Rezension - "Libellen im Kopf"

"Libellen im Kopf" von Gavin Extence
Originaltitel: "The Mirror World of Melody Black"
 


Alles begann, wie es manchmal eben so ist, mit einem toten Mann. Er war ein Nachbar – niemand, den Abby gut kannte, dennoch: Einen Verstorbenen zu finden, wenn man sich nur gerade eine Dose Tomaten fürs Abendessen ausleihen möchte, ist doch ein bisschen schockierend. Oder sollte es jedenfalls sein. Zu ihrem eigenen Erstaunen ist Abby von dem Ereignis zunächst seltsam ungerührt, aber nach diesem Mittwochabend gerät das fragile Gleichgewicht ihres Lebens immer mehr ins Wanken, und Abby scheint nichts dagegen unternehmen zu können …


         
*Ich habe dieses Buch als Rezensionsexemplar erhalten*
*Meine Meinung ist jedoch meine eigene und hat nichts mit dem Erhalt des Buches zu tun*



Ihr wisst ja nicht was für ein tolles Gefühl es ist endlich mal etwas lesen zu können - einfach weil ihr gerade Lust darauf habt und es nicht irgendwann einmal in einer Klausur geprüft wird. Oder vielleicht kennt ihr das doch und wisst genau was ich meine ;) 

Jedenfalls, habe ich endlich mal ein bisschen Zeit gehabt etwas zu lesen was nichts mit meinem Konvervatiorium zu hat, also ein Hallelujah darauf meine Freunde! *Hallelujah*

Dieses Buch ist mir sofort ins Auge gesprungen, als ich es beim Bloggerportal gesehen und hab es sofort bei Goodreads hinzugefügt, einfach weil es mal etwas anderes ist: 
Auf den ersten Blick scheint Abbys Leben ganz normal. Sie wohnt mit ihrem Freund zusammen in London, verdient Geld in dem sie Zeitungsartikel schreibt und sonst scheint auch alles gut zu laufen. Doch tief in ihrem Inneren sieht es bei Abby ganz anders aus. Manchmal verlässt sie tagelang das Haus nicht und dann sieht man sie aufgetakelt die Straße hinunterlaufen. Als sie eines Tages ihren Nachbarn Simon Black tot in seiner Wohnung auffindet, gerät Abbys Leben noch stärker aus ihrer Kontrolle. Danach hat sie ständig Stimmungsschwankungen - mal ist sie euphorisch und über alle Wolken, dann hat sie wiederum tiefste Depressionen und will ihr Bett nicht verlassen. Am Ende wird es so schlimm, dass sie sogar in eine geschlossene Einrichtung eingeliefert wird. Doch Abby will sich nicht eingestehen, dass sie nicht gesund ist und verliert immer mehr die Kontrolle über ihr Leben ... 

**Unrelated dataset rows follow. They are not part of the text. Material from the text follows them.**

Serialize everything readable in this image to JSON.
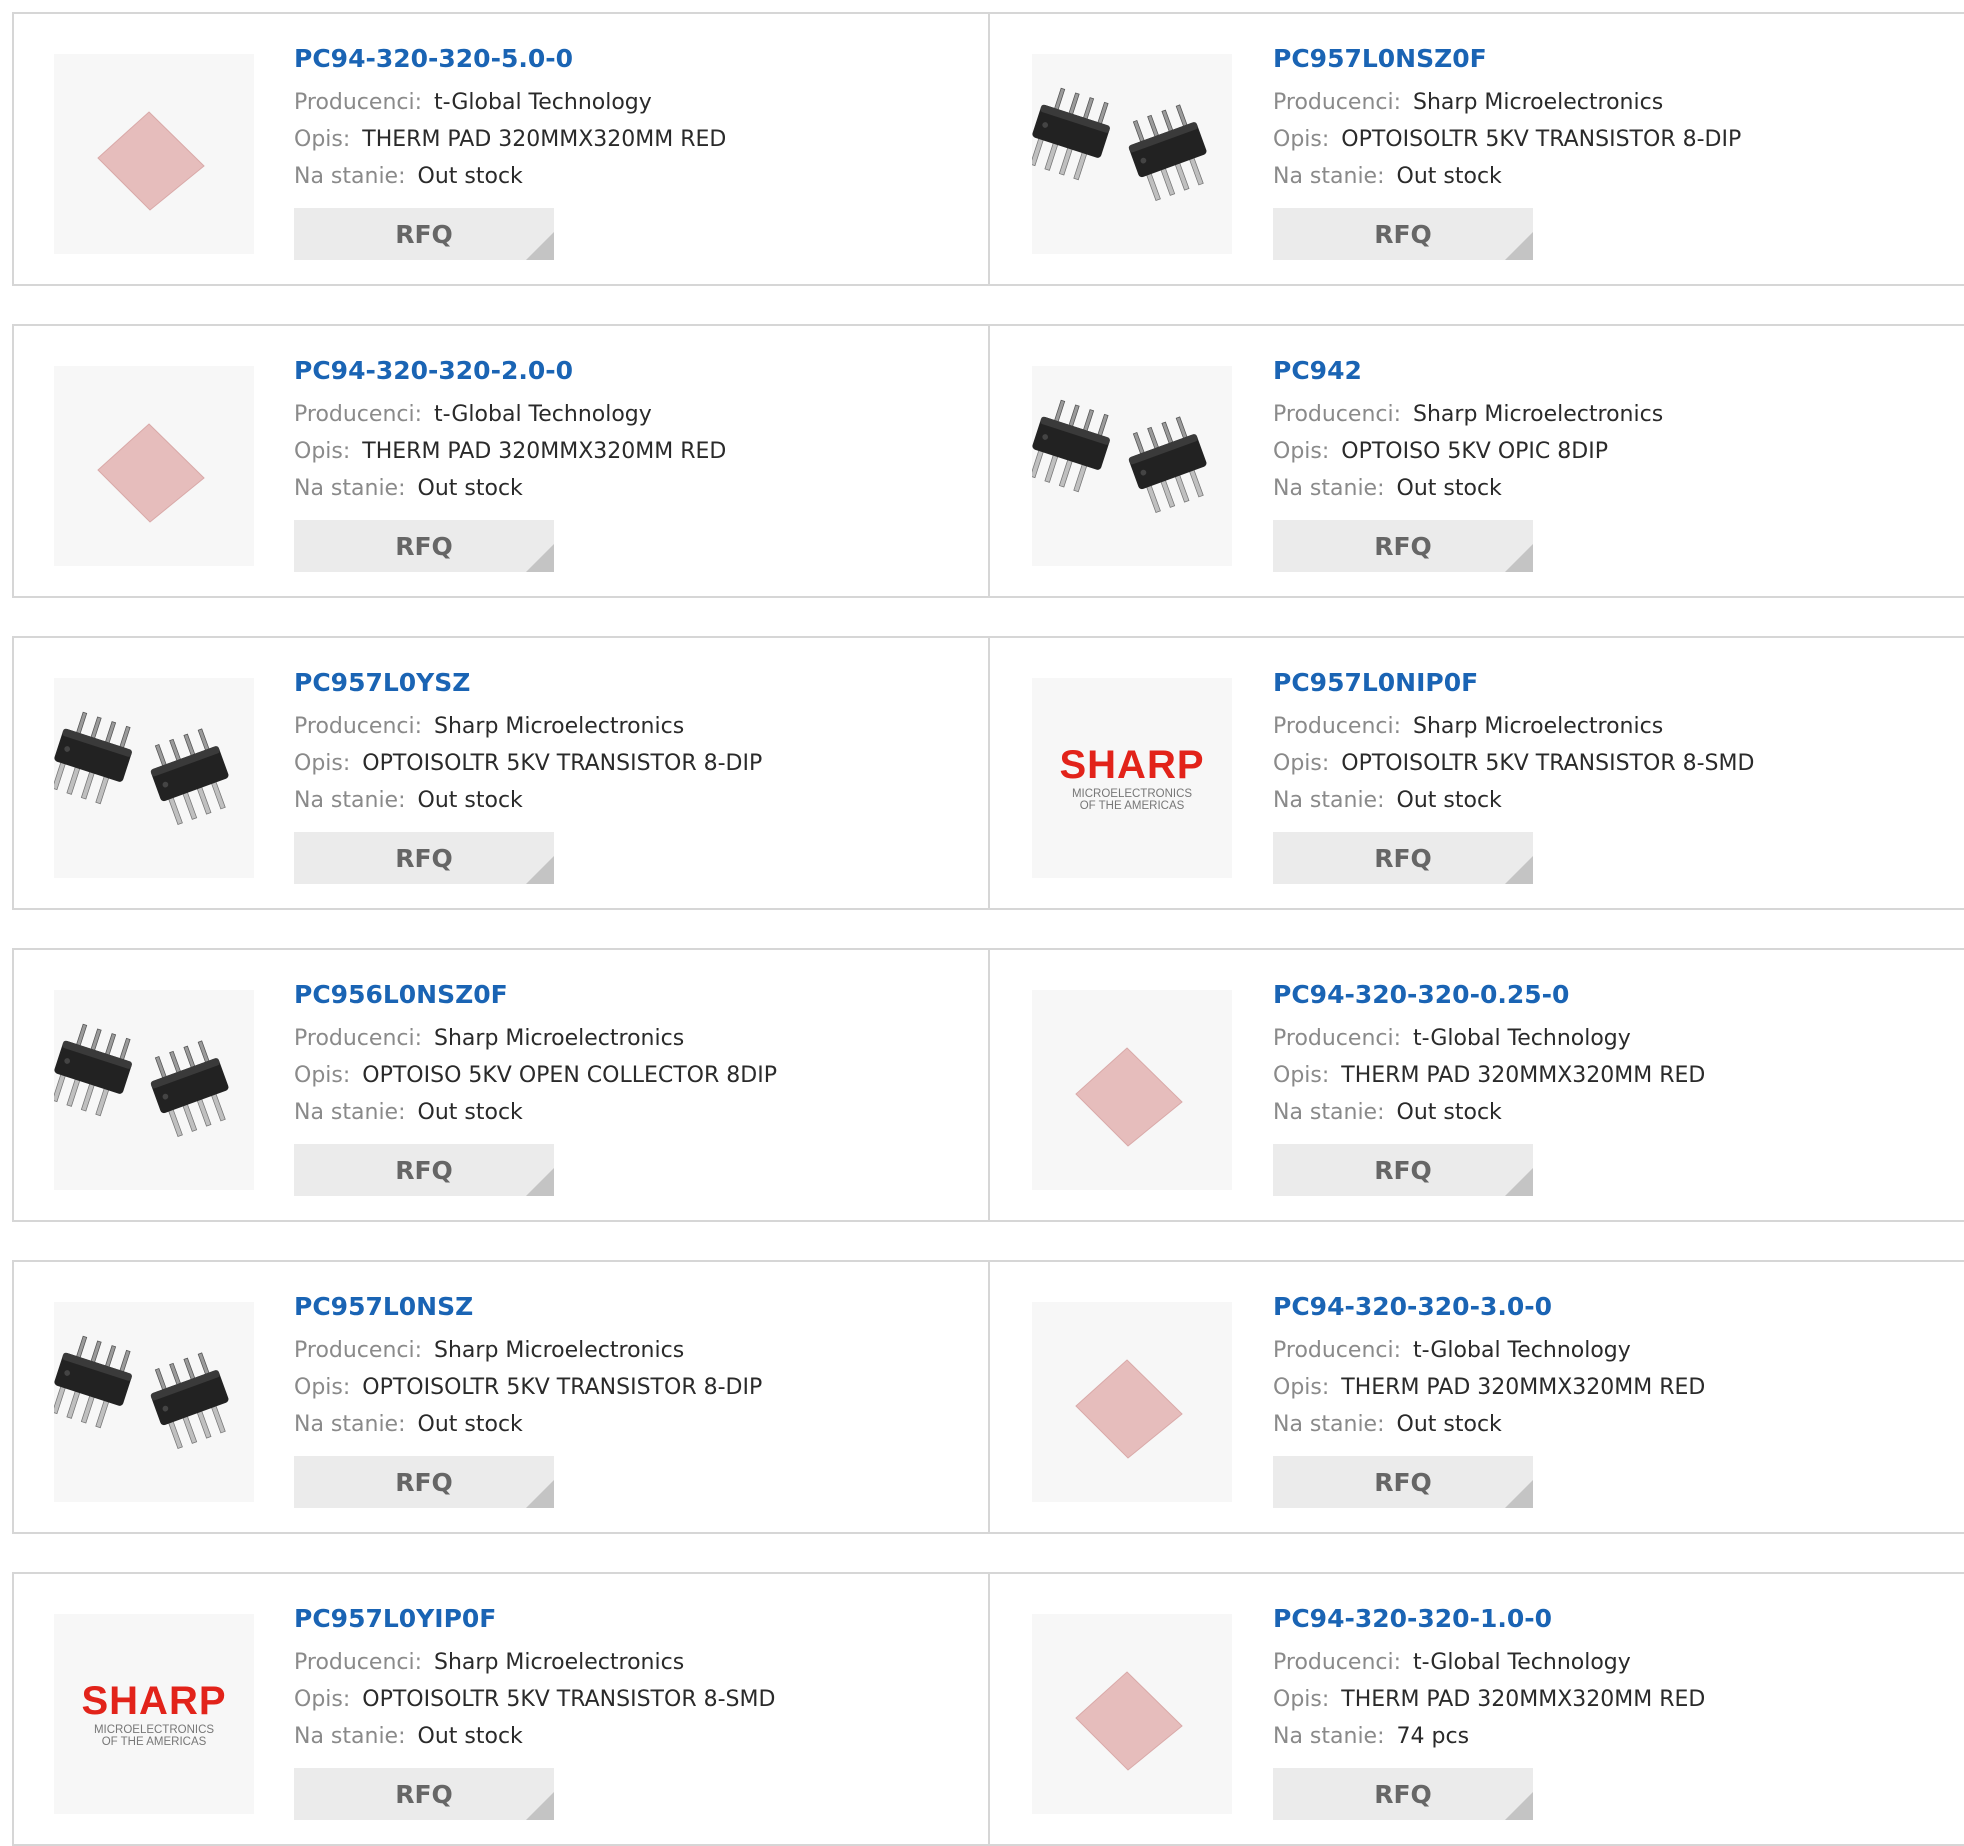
{
  "labels": {
    "manufacturer": "Producenci:",
    "description": "Opis:",
    "stock": "Na stanie:",
    "rfq": "RFQ"
  },
  "colors": {
    "part_link": "#1a64b4",
    "label": "#8a8a8a",
    "button_bg": "#ebebeb",
    "sharp_red": "#e2231a",
    "thermal_pad": "#e6bdbc"
  },
  "products": [
    {
      "part": "PC94-320-320-5.0-0",
      "manufacturer": "t-Global Technology",
      "description": "THERM PAD 320MMX320MM RED",
      "stock": "Out stock",
      "image": "thermal-pad"
    },
    {
      "part": "PC957L0NSZ0F",
      "manufacturer": "Sharp Microelectronics",
      "description": "OPTOISOLTR 5KV TRANSISTOR 8-DIP",
      "stock": "Out stock",
      "image": "dip-chip"
    },
    {
      "part": "PC94-320-320-2.0-0",
      "manufacturer": "t-Global Technology",
      "description": "THERM PAD 320MMX320MM RED",
      "stock": "Out stock",
      "image": "thermal-pad"
    },
    {
      "part": "PC942",
      "manufacturer": "Sharp Microelectronics",
      "description": "OPTOISO 5KV OPIC 8DIP",
      "stock": "Out stock",
      "image": "dip-chip"
    },
    {
      "part": "PC957L0YSZ",
      "manufacturer": "Sharp Microelectronics",
      "description": "OPTOISOLTR 5KV TRANSISTOR 8-DIP",
      "stock": "Out stock",
      "image": "dip-chip"
    },
    {
      "part": "PC957L0NIP0F",
      "manufacturer": "Sharp Microelectronics",
      "description": "OPTOISOLTR 5KV TRANSISTOR 8-SMD",
      "stock": "Out stock",
      "image": "sharp-logo"
    },
    {
      "part": "PC956L0NSZ0F",
      "manufacturer": "Sharp Microelectronics",
      "description": "OPTOISO 5KV OPEN COLLECTOR 8DIP",
      "stock": "Out stock",
      "image": "dip-chip"
    },
    {
      "part": "PC94-320-320-0.25-0",
      "manufacturer": "t-Global Technology",
      "description": "THERM PAD 320MMX320MM RED",
      "stock": "Out stock",
      "image": "thermal-pad"
    },
    {
      "part": "PC957L0NSZ",
      "manufacturer": "Sharp Microelectronics",
      "description": "OPTOISOLTR 5KV TRANSISTOR 8-DIP",
      "stock": "Out stock",
      "image": "dip-chip"
    },
    {
      "part": "PC94-320-320-3.0-0",
      "manufacturer": "t-Global Technology",
      "description": "THERM PAD 320MMX320MM RED",
      "stock": "Out stock",
      "image": "thermal-pad"
    },
    {
      "part": "PC957L0YIP0F",
      "manufacturer": "Sharp Microelectronics",
      "description": "OPTOISOLTR 5KV TRANSISTOR 8-SMD",
      "stock": "Out stock",
      "image": "sharp-logo"
    },
    {
      "part": "PC94-320-320-1.0-0",
      "manufacturer": "t-Global Technology",
      "description": "THERM PAD 320MMX320MM RED",
      "stock": "74 pcs",
      "image": "thermal-pad"
    }
  ],
  "sharp_logo": {
    "word": "SHARP",
    "line1": "MICROELECTRONICS",
    "line2": "OF THE AMERICAS"
  }
}
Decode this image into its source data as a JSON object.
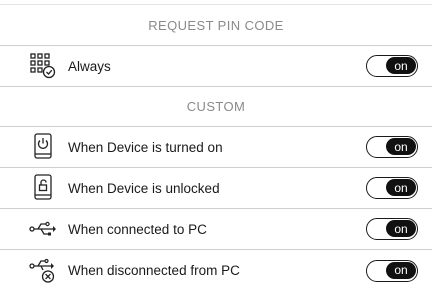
{
  "sections": {
    "request_pin": {
      "title": "REQUEST PIN CODE"
    },
    "custom": {
      "title": "CUSTOM"
    }
  },
  "rows": [
    {
      "label": "Always",
      "icon": "keypad-check-icon",
      "state": "on"
    },
    {
      "label": "When Device is turned on",
      "icon": "device-power-icon",
      "state": "on"
    },
    {
      "label": "When Device is unlocked",
      "icon": "device-unlock-icon",
      "state": "on"
    },
    {
      "label": "When connected to PC",
      "icon": "usb-icon",
      "state": "on"
    },
    {
      "label": "When disconnected from PC",
      "icon": "usb-disconnect-icon",
      "state": "on"
    }
  ]
}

Ich habe mich so für dieses Buch interessiert, da es einfach mal etwas anderes war - etwas was ich bisher noch nicht gelesen hatte. Und es hat mir gut gefallen. Extence hat einen schönen Schreibstil und einen scharfen Sinn für Humor und Charakteraufbau. Auch hat er die Geschichte aus eigener Erfahrung geschrieben (er leidet ebenfalls an eine bipolaren Störung), was ebenfalls sehr interessant war. Der einzige Makel, in meinen Augen, lag daran, dass es öfters so schien als würden Teile der Geschichte fehlen. Sachen die Abby getan hat, die man aber selbst nicht miterlebt hat. Aber man könnte dies auch als einen Teil der Geschichte ansehen, denn sie wird ja aus Abbys Sicht erzählt und man könnte dies als eine "unzuverlässige Erzählerin" ansehen. Die Geschichte liest sich relativ schnell und einfach - auf alle Fälle lernt man etwas dabei! 

Ich werde definitiv den anderen Roman von Extence lesen und ich würde das Buch auch jedem empfehlen, einfach weil es diverser ist und hilft den eigenen Horizont ein bisschen zu erweitern. 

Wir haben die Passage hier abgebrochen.